Unstable relationship between the Pacific Decadal Oscillation and eastern China summer precipitation: Insights from the Medieval Climate Anomaly and Little Ice Age

Abstract

The eastern China summer precipitation is related to the Pacific Decadal Oscillation (PDO) on interdecadal time scales in modern times, but it remains unclear whether such a relationship holds prior to the instrumental period. We examine this relationship during the Medieval Climate Anomaly (MCA) and Little Ice Age (LIA). According to a composite analysis using simulations of the HadCM3 model, which is selected from nine available climate models, the PDO–eastern China summer precipitation relationship varies with climatic background.
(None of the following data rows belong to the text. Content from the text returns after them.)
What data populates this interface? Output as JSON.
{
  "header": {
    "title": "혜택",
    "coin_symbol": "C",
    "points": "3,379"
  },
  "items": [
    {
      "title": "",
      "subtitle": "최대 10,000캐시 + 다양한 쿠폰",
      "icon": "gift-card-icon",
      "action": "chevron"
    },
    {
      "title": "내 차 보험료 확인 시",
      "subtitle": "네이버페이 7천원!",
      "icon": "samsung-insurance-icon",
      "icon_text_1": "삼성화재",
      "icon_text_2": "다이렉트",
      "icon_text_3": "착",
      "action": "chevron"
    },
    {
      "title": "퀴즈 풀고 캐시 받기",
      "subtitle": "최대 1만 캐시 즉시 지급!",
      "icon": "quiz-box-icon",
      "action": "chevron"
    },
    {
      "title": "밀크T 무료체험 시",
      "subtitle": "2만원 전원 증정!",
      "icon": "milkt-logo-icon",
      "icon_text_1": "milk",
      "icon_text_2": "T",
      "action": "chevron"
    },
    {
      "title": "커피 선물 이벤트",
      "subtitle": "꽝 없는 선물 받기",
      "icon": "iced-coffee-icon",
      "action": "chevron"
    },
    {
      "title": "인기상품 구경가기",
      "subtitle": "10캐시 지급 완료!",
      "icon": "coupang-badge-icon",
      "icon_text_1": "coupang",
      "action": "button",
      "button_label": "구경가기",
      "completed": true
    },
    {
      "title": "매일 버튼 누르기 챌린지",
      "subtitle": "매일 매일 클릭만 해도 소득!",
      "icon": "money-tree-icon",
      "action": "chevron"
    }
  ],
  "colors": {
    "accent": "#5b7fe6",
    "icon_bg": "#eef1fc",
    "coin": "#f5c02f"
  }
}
The modern relationship features deficient precipitation over North and South China and excessive precipitation in the Yangtze–Huai River Valley in positive PDO phases compared with negative phases. In contrast, there is more precipitation over South and North China but less in the Yangtze–Huai River Valley during the MCA and widespread below-normal summer precipitation over eastern China during the LIA. Such different PDO-related precipitation patterns between the MCA and LIA are closely linked to distinct changes in local atmospheric circulation. Compared with negative PDO phases, positive phases during the MCA show an anomalous Pacific–Japan/East Asia–Pacific pattern over East Asia and strengthened high-level westerlies centering on 120°E and 25–30°N, which lead to the triple pattern in the precipitation anomaly. During the LIA, a cyclonic anomaly occurs over the South China Sea–Philippine Sea in the lower and middle troposphere, and two upper-level low trough anomalies occur over East Asia, causing the anomalous precipitation deficit. The different PDO-related local circulations are found to be relevant to the thermodynamic effect of low-latitude sea surface temperature and summer precipitation over India, as well as the propagation of upstream wave trains.